Mating assays, including treatment of autocrine M cells, were performed as in Bendezu and Martin (2013), Dudin et al. (2015), and Vjestica et al. (2016). Briefly, precultures of cells were grown at 25°C to OD600 = 0.4–1 in MSL + N. Cultures were then diluted to OD600 = 0.025 in MSL + N (for heterothallic crosses, cells were mixed in equal parts) and grown for 18–20 h to OD600 = 0.4 − 1 at 25°C in MSL + N. Cells were harvested by centrifugation, washed three times with MSL − N, and, unless indicated otherwise, mounted onto MSL − N 2% agarose pads that were incubated for either 1 h at 25°C before imaging in overnight movies or overnight at 18°C before imaging. Fusion efficiency was measured as in Dudin et al. (2015). The percentage of lysis was calculated as percentage lysis = number of lysing cells/total amount of shmooing cells × 100. For mating assays in microfluidic chambers, mating cells were prepared as described above but were not mounted on agarose pads. Instead, cells were loaded into a microfluidic cell culture chamber (CellASIC Corp., Y04C) with the ONIX (CellASIC Corp.) as an automated controller, allowing rapid medium flow. Cells in MSL − N were loaded into the microfluidic chamber and left for 2 h at 25°C in the absence of fluid flow. To transiently perturb any diffusible gradient, fresh MSL − N medium was flowed at a rate of 13 µL/h (5 psi) for 10 min. To obtain control cells without flow, scotch tape was tightly fixed on the first six air channels of the manifold of the corresponding chamber. For pheromone treatments, P-factor pheromone was purchased from Pepnome and used from a stock solution of 1 mg/mL in methanol. M factor was synthetized and purchased from Schafer-N and used from a stock solution of 2 mg/mL in methanol. Different concentrations of pheromones were directly added to the agarose pads. Cells were then incubated overnight at 25°C prior to imaging. Methanol was used as a control.

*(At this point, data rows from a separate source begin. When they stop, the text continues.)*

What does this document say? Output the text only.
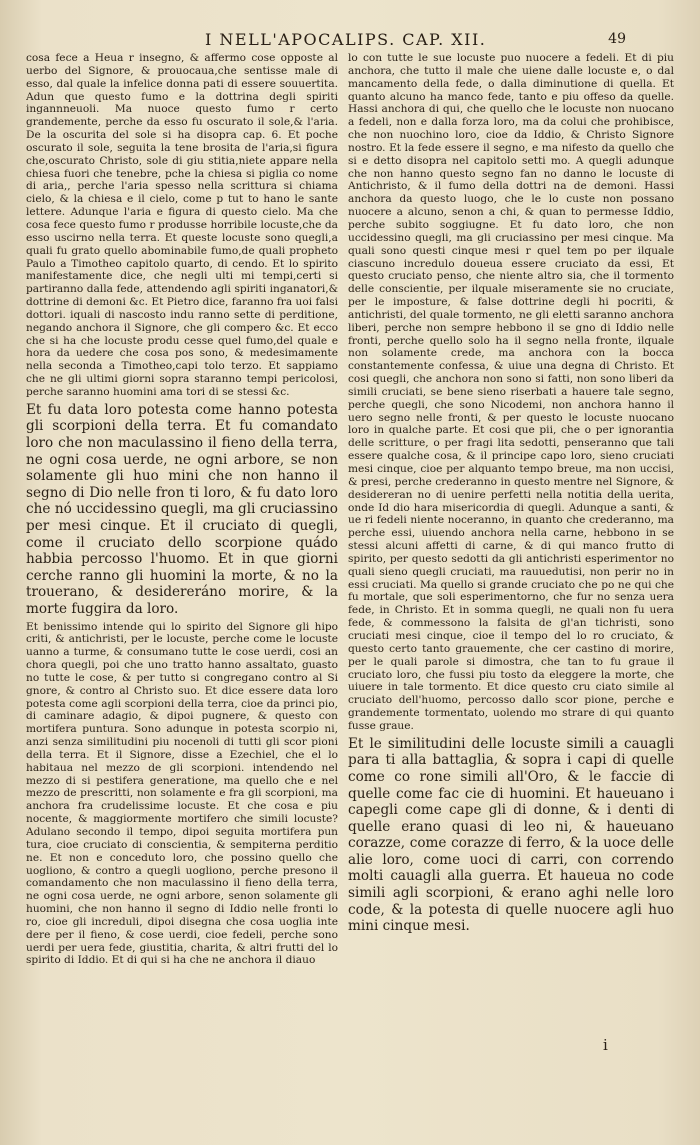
I NELL'APOCALIPS. CAP. XII.	49

cosa fece a Heua r insegno, & affermo cose opposte al uerbo del Signore, & prouocaua,che sentisse male di esso, dal quale la infelice donna pati di essere souuertita. Adun que questo fumo e la dottrina degli spiriti ingannneuoli. Ma nuoce questo fumo r certo grandemente, perche da esso fu oscurato il sole,& l'aria. De la oscurita del sole si ha disopra cap. 6. Et poche oscurato il sole, seguita la tene brosita de l'aria,si figura che,oscurato Christo, sole di giu stitia,niete appare nella chiesa fuori che tenebre, pche la chiesa si piglia co nome di aria,, perche l'aria spesso nella scrittura si chiama cielo, & la chiesa e il cielo, come p tut to hano le sante lettere. Adunque l'aria e figura di questo cielo. Ma che cosa fece questo fumo r produsse horribile locuste,che da esso uscirno nella terra. Et queste locuste sono quegli,a quali fu grato quello abominabile fumo,de quali propheto Paulo a Timotheo capitolo quarto, di cendo. Et lo spirito manifestamente dice, che negli ulti mi tempi,certi si partiranno dalla fede, attendendo agli spiriti inganatori,& dottrine di demoni &c. Et Pietro dice, faranno fra uoi falsi dottori. iquali di nascosto indu ranno sette di perditione, negando anchora il Signore, che gli compero &c. Et ecco che si ha che locuste produ cesse quel fumo,del quale e hora da uedere che cosa pos sono, & medesimamente nella seconda a Timotheo,capi tolo terzo. Et sappiamo che ne gli ultimi giorni sopra staranno tempi pericolosi, perche saranno huomini ama tori di se stessi &c.

Et fu data loro potesta come hanno potesta gli scorpioni della terra. Et fu comandato loro che non maculassino il fieno della terra, ne ogni cosa uerde, ne ogni arbore, se non solamente gli huo mini che non hanno il segno di Dio nelle fron ti loro, & fu dato loro che nó uccidessino quegli, ma gli cruciassino per mesi cinque. Et il cruciato di quegli, come il cruciato dello scorpione quádo habbia percosso l'huomo. Et in que giorni cerche ranno gli huomini la morte, & no la trouerano, & desidereráno morire, & la morte fuggira da loro.

Et benissimo intende qui lo spirito del Signore gli hipo criti, & antichristi, per le locuste, perche come le locuste uanno a turme, & consumano tutte le cose uerdi, cosi an chora quegli, poi che uno tratto hanno assaltato, guasto no tutte le cose, & per tutto si congregano contro al Si gnore, & contro al Christo suo. Et dice essere data loro potesta come agli scorpioni della terra, cioe da princi pio, di caminare adagio, & dipoi pugnere, & questo con mortifera puntura. Sono adunque in potesta scorpio ni, anzi senza similitudini piu nocenoli di tutti gli scor pioni della terra. Et il Signore, disse a Ezechiel, che el lo habitaua nel mezzo de gli scorpioni. intendendo nel mezzo di si pestifera generatione, ma quello che e nel mezzo de prescritti, non solamente e fra gli scorpioni, ma anchora fra crudelissime locuste. Et che cosa e piu nocente, & maggiormente mortifero che simili locuste? Adulano secondo il tempo, dipoi seguita mortifera pun tura, cioe cruciato di conscientia, & sempiterna perditio ne. Et non e conceduto loro, che possino quello che uogliono, & contro a quegli uogliono, perche presono il comandamento che non maculassino il fieno della terra, ne ogni cosa uerde, ne ogni arbore, senon solamente gli huomini, che non hanno il segno di Iddio nelle fronti lo ro, cioe gli increduli, dipoi disegna che cosa uoglia inte dere per il fieno, & cose uerdi, cioe fedeli, perche sono uerdi per uera fede, giustitia, charita, & altri frutti del lo spirito di Iddio. Et di qui si ha che ne anchora il diauo

lo con tutte le sue locuste puo nuocere a fedeli. Et di piu anchora, che tutto il male che uiene dalle locuste e, o dal mancamento della fede, o dalla diminutione di quella. Et quanto alcuno ha manco fede, tanto e piu offeso da quelle. Hassi anchora di qui, che quello che le locuste non nuocano a fedeli, non e dalla forza loro, ma da colui che prohibisce, che non nuochino loro, cioe da Iddio, & Christo Signore nostro. Et la fede essere il segno, e ma nifesto da quello che si e detto disopra nel capitolo setti mo. A quegli adunque che non hanno questo segno fan no danno le locuste di Antichristo, & il fumo della dottri na de demoni. Hassi anchora da questo luogo, che le lo custe non possano nuocere a alcuno, senon a chi, & quan to permesse Iddio, perche subito soggiugne. Et fu dato loro, che non uccidessino quegli, ma gli cruciassino per mesi cinque. Ma quali sono questi cinque mesi r quel tem po per ilquale ciascuno incredulo doueua essere cruciato da essi, Et questo cruciato penso, che niente altro sia, che il tormento delle conscientie, per ilquale miseramente sie no cruciate, per le imposture, & false dottrine degli hi pocriti, & antichristi, del quale tormento, ne gli eletti saranno anchora liberi, perche non sempre hebbono il se gno di Iddio nelle fronti, perche quello solo ha il segno nella fronte, ilquale non solamente crede, ma anchora con la bocca constantemente confessa, & uiue una degna di Christo. Et cosi quegli, che anchora non sono si fatti, non sono liberi da simili cruciati, se bene sieno riserbati a hauere tale segno, perche quegli, che sono Nicodemi, non anchora hanno il uero segno nelle fronti, & per questo le locuste nuocano loro in qualche parte. Et cosi que pii, che o per ignorantia delle scritture, o per fragi lita sedotti, penseranno que tali essere qualche cosa, & il principe capo loro, sieno cruciati mesi cinque, cioe per alquanto tempo breue, ma non uccisi, & presi, perche crederanno in questo mentre nel Signore, & desidereran no di uenire perfetti nella notitia della uerita, onde Id dio hara misericordia di quegli. Adunque a santi, & ue ri fedeli niente noceranno, in quanto che crederanno, ma perche essi, uiuendo anchora nella carne, hebbono in se stessi alcuni affetti di carne, & di qui manco frutto di spirito, per questo sedotti da gli antichristi esperimentor no quali sieno quegli cruciati, ma rauuedutisi, non perir no in essi cruciati. Ma quello si grande cruciato che po ne qui che fu mortale, que soli esperimentorno, che fur no senza uera fede, in Christo. Et in somma quegli, ne quali non fu uera fede, & commessono la falsita de gl'an tichristi, sono cruciati mesi cinque, cioe il tempo del lo ro cruciato, & questo certo tanto grauemente, che cer castino di morire, per le quali parole si dimostra, che tan to fu graue il cruciato loro, che fussi piu tosto da eleggere la morte, che uiuere in tale tormento. Et dice questo cru ciato simile al cruciato dell'huomo, percosso dallo scor pione, perche e grandemente tormentato, uolendo mo strare di qui quanto fusse graue.

Et le similitudini delle locuste simili a cauagli para ti alla battaglia, & sopra i capi di quelle come co rone simili all'Oro, & le faccie di quelle come fac cie di huomini. Et haueuano i capegli come cape gli di donne, & i denti di quelle erano quasi di leo ni, & haueuano corazze, come corazze di ferro, & la uoce delle alie loro, come uoci di carri, con correndo molti cauagli alla guerra. Et haueua no code simili agli scorpioni, & erano aghi nelle loro code, & la potesta di quelle nuocere agli huo mini cinque mesi.

i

Experiments on autocrine M cells were performed similarly to normal homothallic strains. However, as the autocrine cells are extremely sensitive to the absence of nitrogen, cells were usually maintained in MSL + N at an OD = 600 < 0.6. Autocrine cells were washed with MSL − N and placed directly on MSL − N agarose pads. For experiments including external pheromones, M factor was added directly in the agarose pads, and cells were incubated for 16 h.

Microscopy and image analysis

The DeltaVision platform (Applied Precision) described previously (Bendezu and Martin 2013) was used mainly for time-lapse imaging overnight or during microfluidic experiments (Figs. 1, 2D,E, 3A,B,D–F, 4F–H, 6B–J; Supplemental Figs. S1, S2A–C). To limit photobleaching, overnight movies were captured by OAI (optical axis integration) imaging of a 4.6-μm z section, which is essentially a real time z sweep (Figs. 2D, 3A,F, 4F, 6B,F). Spinning-disk microscopy, also described previously (Bendezu and Martin 2013), was used mainly for quantitative analyses of fusion efficiency, cell lysis, cell size, and calcofluor staining as well as high temporal resolution and Z-stack maximal projection images (Figs. 2B,C,E, 3C–E, 4A–E, 5A–H, 6A,B; Supplemental Figs. S2A–C,E, S3, S4). To measure the mobility of the fusion focus (Figs. 1E, 5D), the X and Y coordinates of the highest-intensity pixel of the Myo52-tdTomato signal were used to measure the instantaneous displacement between each time point (every 2 min) in each mating partner. When Myo52 signal was broad, we recorded the coordinates of the maximum fluorescence intensity. Displacement was calculated as √[(Xn-Xn−1)2+(Yn-Yn−1)2]. This measure was then averaged over the length of the time-lapse acquisition. Kymographs in Figures 5 and 6 were constructed in ImageJ version 1.47 (National Institutes of Health) by drawing a 3-pixel-wide line at the cell tip.

Gene expression quantifications

Fluorescence intensities of Mam1-sfGFP, Fus1-sfGFP, and Map3-sfGFP in Figure 2B were measured in ImageJ using a manually drawn line around the entire cells in sum projections of seven slices over 4-µm total depth. Background fluorescence for sfGFP was measured from similarly treated cells lacking sfGFP and was subtracted from the original measurements.

Figures were assembled with Adobe Photoshop CS5 and Adobe Illustrator CS5. All error bars are standard deviations. All experiments were done a minimum of three independent times, and statistical analysis was done across repeats of the same experiment.